Von Andreas Fussi. Erstellt am 16. September 2014 (15:33)

Die Körnerhalle gehört für viele zur Identität der Stadt wie das Schwechater Bier. Seit der Eröffnung des Veranstaltungszentrums Multiversum hat die alte Halle aber ausgedient.

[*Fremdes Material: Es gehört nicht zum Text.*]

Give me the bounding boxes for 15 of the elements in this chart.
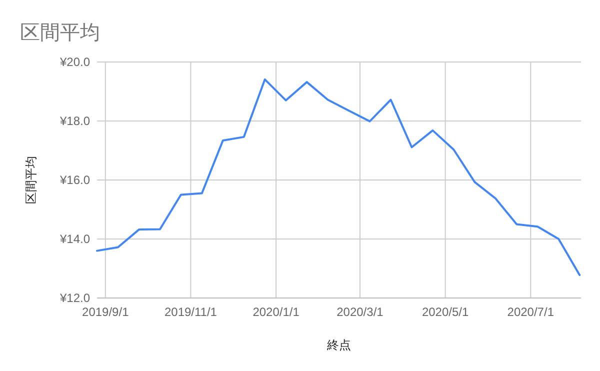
- x-tick-label: 2020/5/1: [422, 305, 469, 319]
- y-tick-label: ¥12.0: [58, 291, 90, 305]
- chart-title: 区間平均: [20, 22, 100, 44]
- y-tick-label: ¥16.0: [58, 173, 90, 187]
- y-tick-label: ¥20.0: [58, 55, 90, 69]
- y-axis-title: 区間平均: [24, 156, 38, 204]
- x-tick-label: 2020/1/1: [252, 305, 300, 319]
- line-series: [96, 78, 581, 276]
- x-axis-title: 終点: [326, 338, 351, 352]
- x-tick-label: 2020/7/1: [507, 305, 554, 319]
- y-tick-label: ¥18.0: [58, 114, 90, 128]
- x-tick-label: 2019/9/1: [82, 305, 130, 319]
- y-tick-label: ¥14.0: [58, 232, 90, 246]
- x-tick-label: 2019/11/1: [164, 305, 218, 319]
- x-tick-label: 2020/3/1: [336, 305, 384, 319]
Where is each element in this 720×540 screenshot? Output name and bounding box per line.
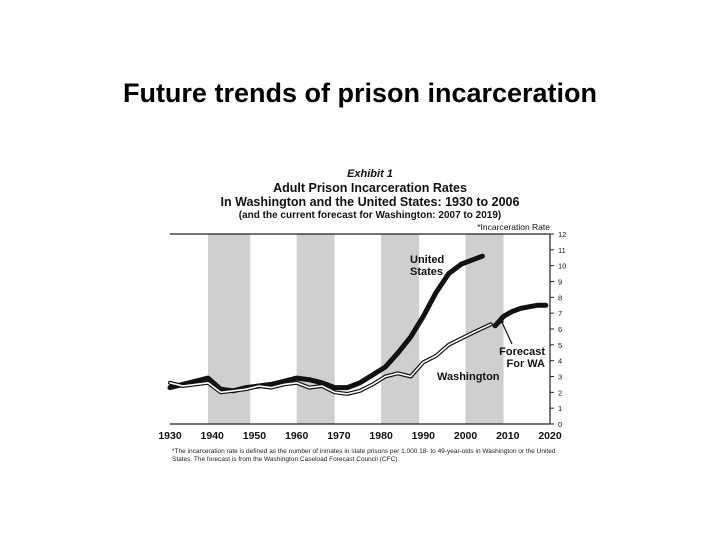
- x-tick-label: 1980: [369, 430, 393, 442]
- y-tick-label: 0: [558, 420, 562, 429]
- chart-subtitle: (and the current forecast for Washington…: [238, 210, 502, 221]
- x-tick-label: 1940: [201, 430, 225, 442]
- y-tick-label: 1: [558, 404, 562, 413]
- y-tick-label: 9: [558, 278, 562, 287]
- annotation-us-line1: United: [410, 254, 445, 266]
- y-tick-label: 3: [558, 373, 562, 382]
- y-tick-label: 6: [558, 325, 562, 334]
- y-tick-label: 12: [558, 230, 566, 239]
- annotation-washington: Washington: [437, 371, 500, 383]
- forecast-arrow-head: [497, 316, 504, 325]
- x-tick-label: 1930: [158, 430, 182, 442]
- shaded-band: [208, 234, 251, 424]
- annotation-forecast-line2: For WA: [506, 358, 546, 370]
- y-tick-label: 5: [558, 341, 562, 350]
- x-tick-label: 1970: [327, 430, 351, 442]
- series-washington-inner: [169, 323, 492, 395]
- exhibit-label: Exhibit 1: [347, 168, 393, 180]
- series-united-states: [167, 253, 485, 394]
- x-tick-label: 2020: [538, 430, 562, 442]
- chart-title-line2: In Washington and the United States: 193…: [220, 195, 520, 209]
- y-tick-label: 4: [558, 357, 562, 366]
- y-tick-label: 7: [558, 309, 562, 318]
- x-tick-label: 2010: [496, 430, 520, 442]
- y-tick-label: 8: [558, 293, 562, 302]
- shaded-band: [296, 234, 335, 424]
- annotation-wa-line1: Washington: [437, 371, 500, 383]
- series-forecast-for-wa: [492, 302, 549, 329]
- chart-footnote: *The incarceration rate is defined as th…: [172, 448, 556, 463]
- y-tick-label: 2: [558, 388, 562, 397]
- x-tick-label: 1950: [243, 430, 267, 442]
- x-tick-label: 1960: [285, 430, 309, 442]
- chart-title: Adult Prison Incarceration Rates In Wash…: [170, 181, 570, 209]
- chart-title-line1: Adult Prison Incarceration Rates: [273, 181, 467, 195]
- annotation-us-line2: States: [410, 266, 444, 278]
- annotation-united-states: United States: [410, 254, 444, 278]
- slide-title: Future trends of prison incarceration: [122, 78, 598, 108]
- x-tick-label: 1990: [412, 430, 436, 442]
- x-tick-label: 2000: [454, 430, 478, 442]
- y-axis-label: *Incarceration Rate: [477, 222, 550, 232]
- y-tick-label: 10: [558, 262, 566, 271]
- annotation-forecast-line1: Forecast: [499, 346, 545, 358]
- annotation-forecast: Forecast For WA: [497, 346, 545, 370]
- y-tick-label: 11: [558, 246, 566, 255]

Das war 2011 und seitdem steht sie leer. Jetzt wurde im Gemeinderat der Verkauf besiegelt. Um 1,5 Millionen Euro geht die Halle samt Wohnhaus an eine niederösterreichische Wohnbaugenossenschaft. Die Körnerhalle wird abgerissen und stattdessen entstehen bis zu 60 neue Wohnungen. Unter dem Blickwinkel, dass die Stadt dringend Geld benötigt, macht der Verkauf Sinn.

Mit dem Verkauf zerplatzen aber auch so manche Träumereien über die Zukunft der altehrwürdigen Halle. Was gab es da nicht alles für Pläne – von einem Kulturzentrum angefangen, mit Auftrittsmöglichkeiten für lokale Bands, bis zu einem Ärztezentrum oder einer Tagesklinik. Die Errichtung von Wohnungen ist so gesehen die langweiligste Lösung – weil die Stadt durch die Verschuldung ihren finanziellen Spielraum für kreative Lösungen verbaut hat.